Vander Z, Eldon L: The effects of meta-model questioning and empathetic responding on concreteness in client statements and client ratings of anxiety and counselor attractiveness, expertness, and trustworthiness.
Dissertation Abstracts International 44(12), 3600-A 3601-A Iowa State University (Order = DA8407xxx): 117, 1983.
Abstract: The effects of the meta-model questioning strategy from neurolinguistic programming (NLP) were compared to the effects of an empathy responding strategy in the initial counseling interview. Seventy-two clients were obtained from a pool of undergraduate psychology student volunteers. Two graduate students majoring in counselor education served as the counselors and were trained to deliver the two counseling strategies. A four group design was used for the investigation. Clients were assigned at random to one of the two counselors and to one of the two counseling strategies.
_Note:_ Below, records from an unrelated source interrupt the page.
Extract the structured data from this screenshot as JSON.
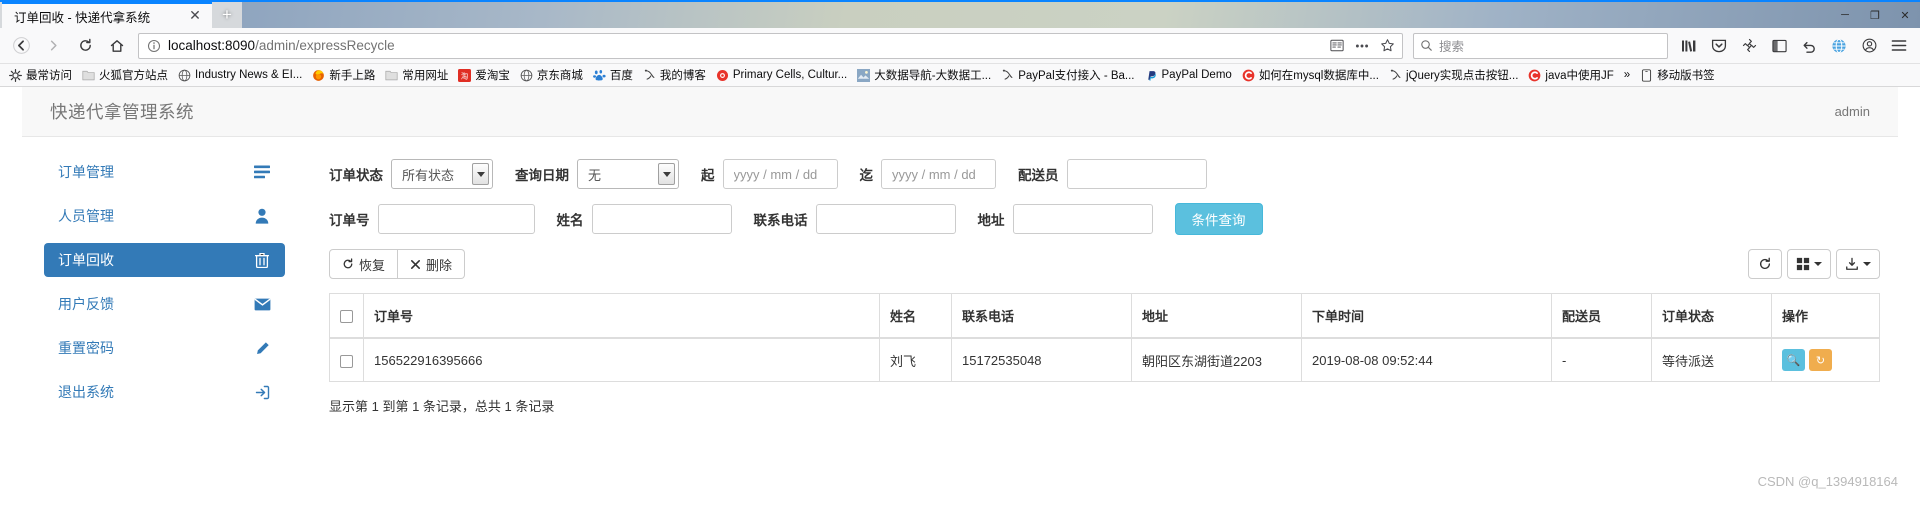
{
  "browser": {
    "tab": {
      "title": "订单回收 - 快递代拿系统",
      "close_label": "✕"
    },
    "newtab_label": "+",
    "window_buttons": {
      "minimize": "─",
      "maximize": "❐",
      "close": "✕"
    },
    "nav": {
      "back": "back-arrow",
      "forward": "forward-arrow",
      "reload": "reload-arrow",
      "home": "home-house"
    },
    "url": {
      "host": "localhost:8090",
      "path": "/admin/expressRecycle"
    },
    "search": {
      "placeholder": "搜索"
    },
    "bookmarks": [
      {
        "label": "最常访问",
        "icon": "star-gear"
      },
      {
        "label": "火狐官方站点",
        "icon": "folder"
      },
      {
        "label": "Industry News & EI...",
        "icon": "globe"
      },
      {
        "label": "新手上路",
        "icon": "firefox"
      },
      {
        "label": "常用网址",
        "icon": "folder"
      },
      {
        "label": "爱淘宝",
        "icon": "taobao"
      },
      {
        "label": "京东商城",
        "icon": "globe"
      },
      {
        "label": "百度",
        "icon": "baidu"
      },
      {
        "label": "我的博客",
        "icon": "bookmark-generic"
      },
      {
        "label": "Primary Cells, Cultur...",
        "icon": "red-circle"
      },
      {
        "label": "大数据导航-大数据工...",
        "icon": "image-tile"
      },
      {
        "label": "PayPal支付接入 - Ba...",
        "icon": "bookmark-generic"
      },
      {
        "label": "PayPal Demo",
        "icon": "paypal"
      },
      {
        "label": "如何在mysql数据库中...",
        "icon": "csdn"
      },
      {
        "label": "jQuery实现点击按钮...",
        "icon": "bookmark-generic"
      },
      {
        "label": "java中使用JF",
        "icon": "csdn"
      },
      {
        "label": "»",
        "icon": "overflow-chevron"
      },
      {
        "label": "移动版书签",
        "icon": "mobile-bookmarks"
      }
    ]
  },
  "app": {
    "brand": "快递代拿管理系统",
    "user": "admin",
    "sidebar": [
      {
        "label": "订单管理",
        "icon": "list-icon",
        "active": false
      },
      {
        "label": "人员管理",
        "icon": "user-icon",
        "active": false
      },
      {
        "label": "订单回收",
        "icon": "trash-icon",
        "active": true
      },
      {
        "label": "用户反馈",
        "icon": "envelope-icon",
        "active": false
      },
      {
        "label": "重置密码",
        "icon": "pencil-icon",
        "active": false
      },
      {
        "label": "退出系统",
        "icon": "signout-icon",
        "active": false
      }
    ],
    "filters": {
      "status_label": "订单状态",
      "status_value": "所有状态",
      "date_label": "查询日期",
      "date_value": "无",
      "from_label": "起",
      "from_placeholder": "yyyy / mm / dd",
      "from_value": "",
      "to_label": "迄",
      "to_placeholder": "yyyy / mm / dd",
      "to_value": "",
      "rider_label": "配送员",
      "rider_value": "",
      "order_label": "订单号",
      "order_value": "",
      "name_label": "姓名",
      "name_value": "",
      "phone_label": "联系电话",
      "phone_value": "",
      "address_label": "地址",
      "address_value": "",
      "submit_label": "条件查询"
    },
    "toolbar": {
      "restore_label": "恢复",
      "delete_label": "删除",
      "refresh_icon": "refresh-icon",
      "columns_icon": "grid-columns-icon",
      "export_icon": "export-icon"
    },
    "table": {
      "columns": [
        "订单号",
        "姓名",
        "联系电话",
        "地址",
        "下单时间",
        "配送员",
        "订单状态",
        "操作"
      ],
      "rows": [
        {
          "order_no": "156522916395666",
          "name": "刘飞",
          "phone": "15172535048",
          "address": "朝阳区东湖街道2203",
          "order_time": "2019-08-08 09:52:44",
          "rider": "-",
          "status": "等待派送",
          "actions": [
            {
              "name": "view",
              "glyph": "🔍"
            },
            {
              "name": "restore",
              "glyph": "↻"
            },
            {
              "name": "delete",
              "glyph": "✕"
            }
          ]
        }
      ],
      "footer": "显示第 1 到第 1 条记录，总共 1 条记录"
    }
  },
  "watermark": "CSDN @q_1394918164",
  "colors": {
    "accent": "#337ab7",
    "info": "#5bc0de",
    "warning": "#f0ad4e",
    "danger": "#d9534f",
    "browser_accent": "#0a84ff"
  }
}
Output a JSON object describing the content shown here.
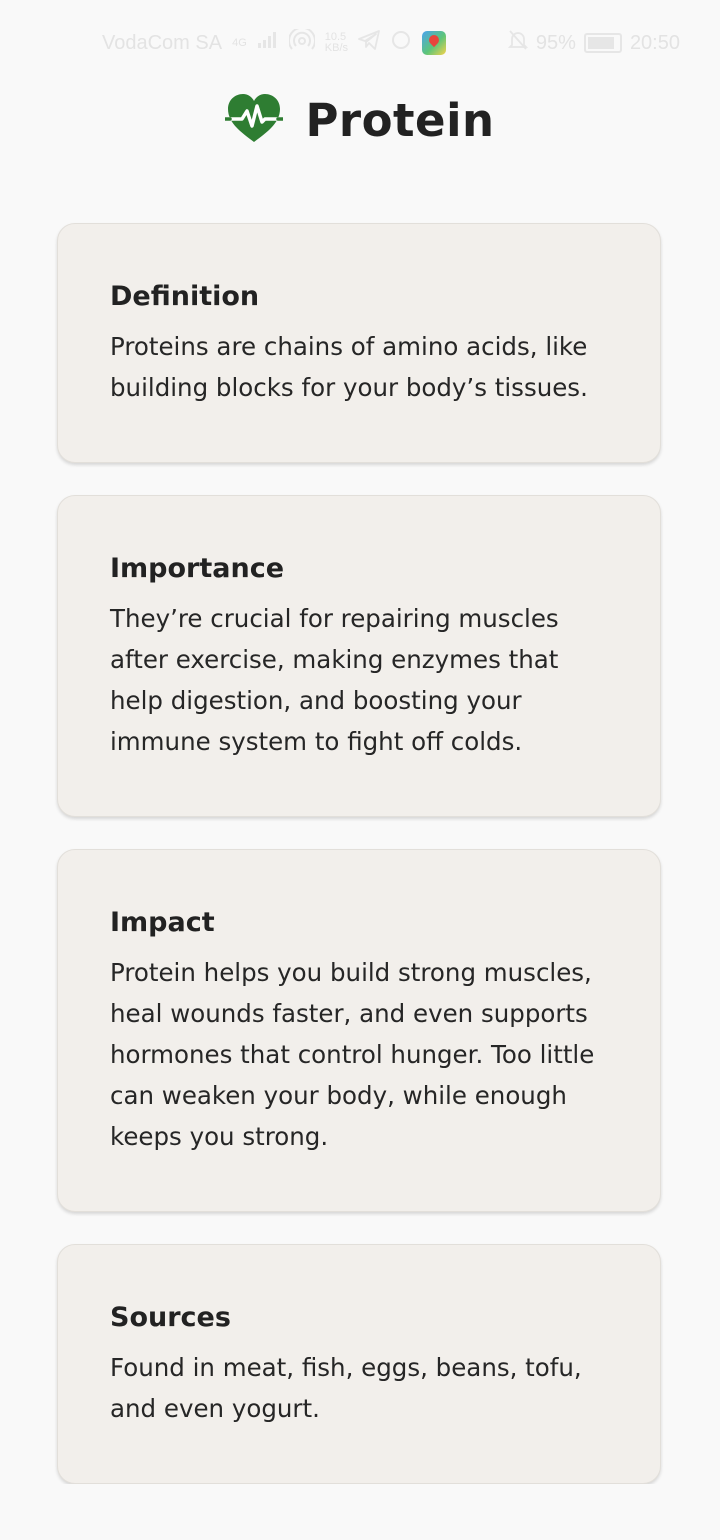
{
  "status_bar": {
    "carrier": "VodaCom SA",
    "network_type": "4G",
    "data_speed": "10.5",
    "data_speed_unit": "KB/s",
    "battery_percent": "95%",
    "time": "20:50"
  },
  "header": {
    "icon": "heart-pulse-icon",
    "title": "Protein",
    "icon_color": "#2e7d32"
  },
  "cards": [
    {
      "title": "Definition",
      "body": "Proteins are chains of amino acids, like building blocks for your body’s tissues."
    },
    {
      "title": "Importance",
      "body": "They’re crucial for repairing muscles after exercise, making enzymes that help digestion, and boosting your immune system to fight off colds."
    },
    {
      "title": "Impact",
      "body": "Protein helps you build strong muscles, heal wounds faster, and even supports hormones that control hunger. Too little can weaken your body, while enough keeps you strong."
    },
    {
      "title": "Sources",
      "body": "Found in meat, fish, eggs, beans, tofu, and even yogurt."
    }
  ]
}
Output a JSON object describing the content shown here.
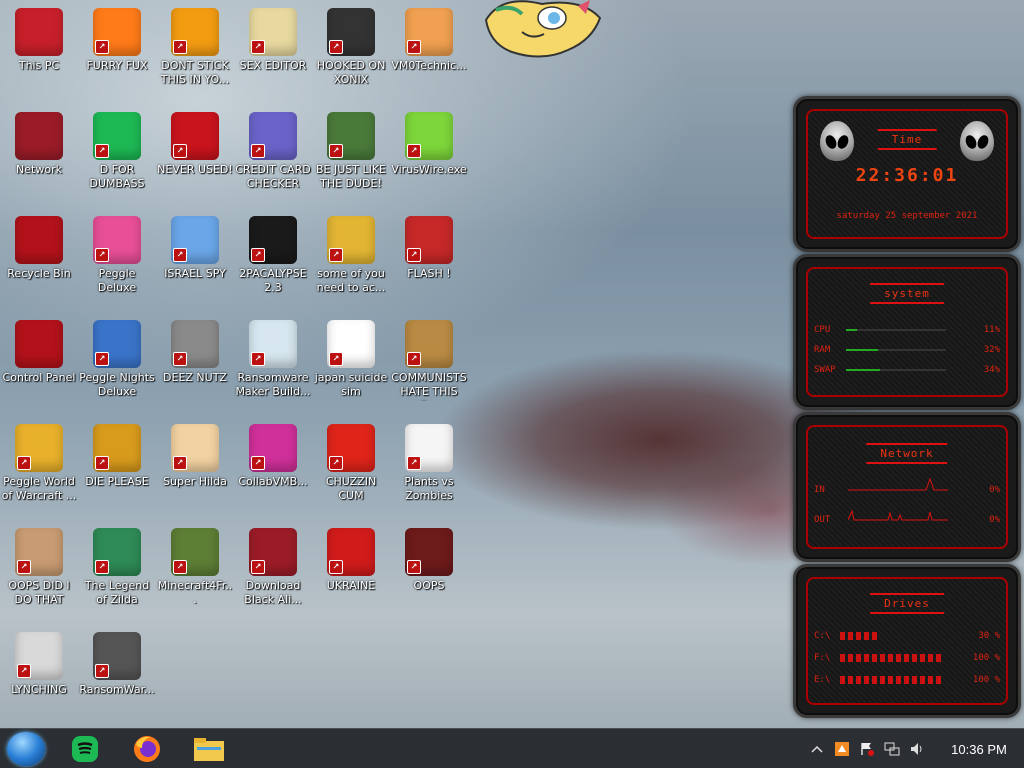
{
  "desktop": {
    "icons": [
      {
        "label": "This PC",
        "icon": "computer-icon",
        "color": "#c8202a"
      },
      {
        "label": "FURRY FUX",
        "icon": "firefox-icon",
        "color": "#ff7b19"
      },
      {
        "label": "DONT STICK THIS IN YO...",
        "icon": "traffic-cone-icon",
        "color": "#f39c12"
      },
      {
        "label": "SEX EDITOR",
        "icon": "hxd-icon",
        "color": "#e8d9a0"
      },
      {
        "label": "HOOKED ON XONIX",
        "icon": "game-icon",
        "color": "#333333"
      },
      {
        "label": "VM0Technic...",
        "icon": "person-icon",
        "color": "#f0a050"
      },
      {
        "label": "Network",
        "icon": "alien-orb-icon",
        "color": "#9b1c28"
      },
      {
        "label": "D FOR DUMBASS",
        "icon": "spotify-icon",
        "color": "#1db954"
      },
      {
        "label": "NEVER USED!",
        "icon": "devcpp-icon",
        "color": "#c9141d"
      },
      {
        "label": "CREDIT CARD CHECKER",
        "icon": "card-icon",
        "color": "#6b63c9"
      },
      {
        "label": "BE JUST LIKE THE DUDE!",
        "icon": "santa-icon",
        "color": "#4a7a3a"
      },
      {
        "label": "VirusWire.exe",
        "icon": "lime-icon",
        "color": "#7dd63a"
      },
      {
        "label": "Recycle Bin",
        "icon": "bin-icon",
        "color": "#b3121a"
      },
      {
        "label": "Peggle Deluxe",
        "icon": "peggle-icon",
        "color": "#e84f97"
      },
      {
        "label": "ISRAEL SPY",
        "icon": "network-spy-icon",
        "color": "#6aa6e8"
      },
      {
        "label": "2PACALYPSE 2.3",
        "icon": "terminal-icon",
        "color": "#1a1a1a"
      },
      {
        "label": "some of you need to ac...",
        "icon": "dog-icon",
        "color": "#e2b533"
      },
      {
        "label": "FLASH !",
        "icon": "flash-icon",
        "color": "#c62828"
      },
      {
        "label": "Control Panel",
        "icon": "control-panel-icon",
        "color": "#b3121a"
      },
      {
        "label": "Peggle Nights Deluxe",
        "icon": "peggle-nights-icon",
        "color": "#3a74c9"
      },
      {
        "label": "DEEZ NUTZ",
        "icon": "windows-stack-icon",
        "color": "#8a8a8a"
      },
      {
        "label": "Ransomware Maker Build...",
        "icon": "window-app-icon",
        "color": "#d7e6ef"
      },
      {
        "label": "japan suicide sim",
        "icon": "japan-sim-icon",
        "color": "#ffffff"
      },
      {
        "label": "COMMUNISTS HATE THIS G...",
        "icon": "money-bag-icon",
        "color": "#b98a43"
      },
      {
        "label": "Peggle World of Warcraft ...",
        "icon": "peggle-wow-icon",
        "color": "#e8b12b"
      },
      {
        "label": "DIE PLEASE",
        "icon": "de-icon",
        "color": "#d89b1c"
      },
      {
        "label": "Super Hilda",
        "icon": "pixel-cat-icon",
        "color": "#f2d2a2"
      },
      {
        "label": "CollabVMB...",
        "icon": "monitor-icon",
        "color": "#d0309a"
      },
      {
        "label": "CHUZZIN CUM",
        "icon": "chuzzle-icon",
        "color": "#e0241a"
      },
      {
        "label": "Plants vs Zombies",
        "icon": "flower-icon",
        "color": "#f5f5f5"
      },
      {
        "label": "OOPS DID I DO THAT",
        "icon": "portrait-icon",
        "color": "#c89b72"
      },
      {
        "label": "The Legend of Zilda",
        "icon": "link-icon",
        "color": "#2e8b57"
      },
      {
        "label": "Minecraft4Fr...",
        "icon": "grass-block-icon",
        "color": "#5d7e35"
      },
      {
        "label": "Download Black Ali...",
        "icon": "alien-orb-icon",
        "color": "#9b1c28"
      },
      {
        "label": "UKRAINE",
        "icon": "radiation-icon",
        "color": "#d11b1b"
      },
      {
        "label": "OOPS",
        "icon": "red-box-icon",
        "color": "#6d1a1a"
      },
      {
        "label": "LYNCHING",
        "icon": "gear-noose-icon",
        "color": "#d9d9d9"
      },
      {
        "label": "RansomWar...",
        "icon": "skull-icon",
        "color": "#555555"
      }
    ]
  },
  "widgets": {
    "time": {
      "title": "time",
      "value": "22:36:01",
      "date": "saturday 25 september 2021"
    },
    "system": {
      "title": "system",
      "rows": [
        {
          "label": "CPU",
          "value": "11%",
          "level": 0.11
        },
        {
          "label": "RAM",
          "value": "32%",
          "level": 0.32
        },
        {
          "label": "SWAP",
          "value": "34%",
          "level": 0.34
        }
      ]
    },
    "network": {
      "title": "network",
      "rows": [
        {
          "label": "IN",
          "value": "0%"
        },
        {
          "label": "OUT",
          "value": "0%"
        }
      ]
    },
    "drives": {
      "title": "drives",
      "rows": [
        {
          "label": "C:\\",
          "value": "30 %"
        },
        {
          "label": "F:\\",
          "value": "100 %"
        },
        {
          "label": "E:\\",
          "value": "100 %"
        }
      ]
    }
  },
  "taskbar": {
    "start": "start-orb-icon",
    "pinned": [
      {
        "name": "spotify-icon",
        "color": "#1db954"
      },
      {
        "name": "firefox-icon",
        "color": "#ff7b19"
      },
      {
        "name": "file-explorer-icon",
        "color": "#f2c94c"
      }
    ],
    "clock": "10:36 PM"
  }
}
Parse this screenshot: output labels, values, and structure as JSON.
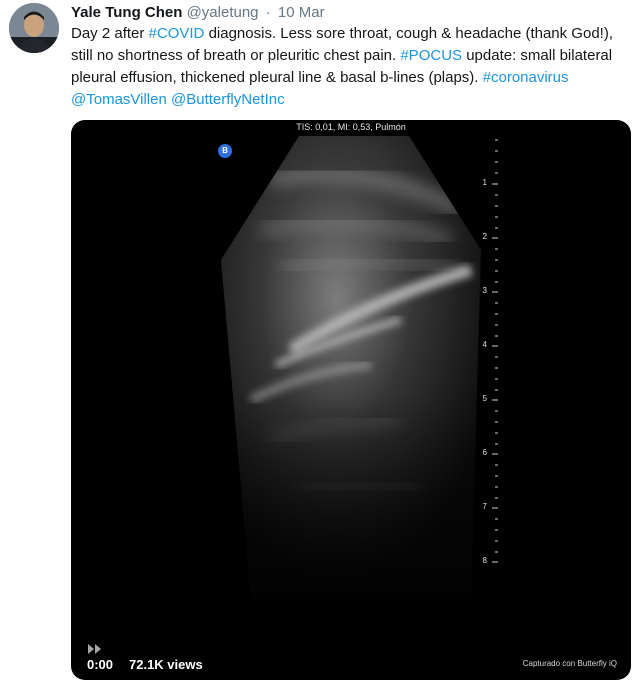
{
  "tweet": {
    "author_name": "Yale Tung Chen",
    "author_handle": "@yaletung",
    "separator": "·",
    "date": "10 Mar",
    "text": {
      "seg1": "Day 2 after ",
      "link_covid": "#COVID",
      "seg2": " diagnosis. Less sore throat, cough & headache (thank God!), still no shortness of breath or pleuritic chest pain. ",
      "link_pocus": "#POCUS",
      "seg3": " update: small bilateral pleural effusion, thickened pleural line & basal b-lines (plaps). ",
      "link_coronavirus": "#coronavirus",
      "seg4": " ",
      "link_tomas": "@TomasVillen",
      "seg5": " ",
      "link_butterfly": "@ButterflyNetInc"
    }
  },
  "video": {
    "scan_header": "TIS: 0,01, MI: 0,53, Pulmón",
    "mode_badge": "B",
    "depth_labels": [
      "1",
      "2",
      "3",
      "4",
      "5",
      "6",
      "7",
      "8"
    ],
    "time": "0:00",
    "views": "72.1K views",
    "capture_text": "Capturado con Butterfly iQ"
  },
  "colors": {
    "link": "#1b95e0",
    "text": "#14171a",
    "muted": "#657786",
    "video_bg": "#000000",
    "badge": "#2f6fe0"
  },
  "icons": {
    "play": "play-icon",
    "avatar": "avatar"
  }
}
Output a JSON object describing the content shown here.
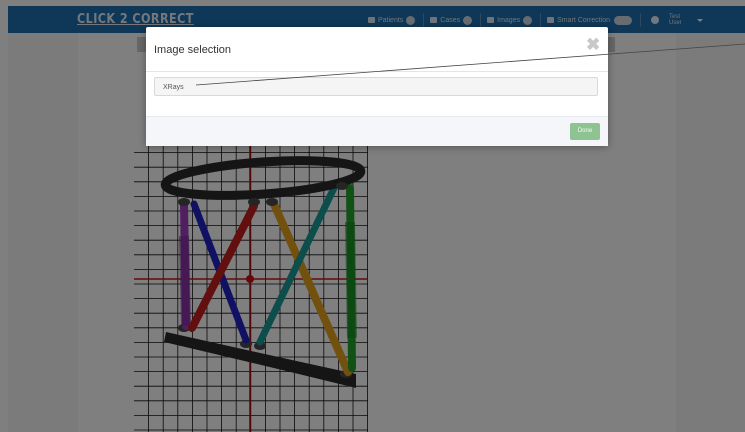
{
  "app": {
    "logo": "CLICK 2 CORRECT",
    "nav": {
      "patients": "Patients",
      "cases": "Cases",
      "images": "Images",
      "smart_correction": "Smart Correction",
      "user_line1": "Test",
      "user_line2": "User"
    }
  },
  "modal": {
    "title": "Image selection",
    "close_symbol": "✖",
    "select_value": "XRays",
    "done_label": "Done"
  },
  "icons": {
    "patients": "users-icon",
    "cases": "briefcase-icon",
    "images": "image-icon",
    "smart_correction": "calculator-icon",
    "info": "info-icon",
    "caret": "caret-down-icon"
  },
  "colors": {
    "navbar": "#1f6fae",
    "done_button": "#8fc392",
    "grid_line": "#111111",
    "crosshair": "#cc1111",
    "strut_purple": "#a23fbf",
    "strut_blue": "#2323c8",
    "strut_red": "#c81e1e",
    "strut_orange": "#e3a21a",
    "strut_teal": "#1b9a96",
    "strut_green": "#22a32c",
    "ring": "#2a2a2a"
  }
}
Each client was treated in one thirty- minute interview. Five dependent variables were identified to assess the effects of the treatments. The first, concreteness in client statements, was determined by trained raters of concreteness using a five-minute transcribed segment of each interview. The second dependent variable was the change in client anxiety during the counseling interview. Client self-reported anxiety change was assessed immediately following the interview. The final three dependent variables were counselor attractiveness, expertness, and trustworthiness, as perceived by the clients. The Counselor Rating form was completed by each client immediately following the counseling interview to assess these final three variables. No differences could be shown between the two counseling strategies on any of the five dependent variables. Also, no differences could be shown between the two counselors. An interaction of treatment strategy and counselor was found for self- reported change in client anxiety. The counselors, when using either of the two strategies, were generally perceived to be highly attractive, expert, and trustworthy. On the average, client self-reported anxiety was lowered somewhat for both treatments. Client concreteness scores averaged just below the midpoint on a five-point concreteness scale for both treatments. Possible conclusions and recommendations are discussed.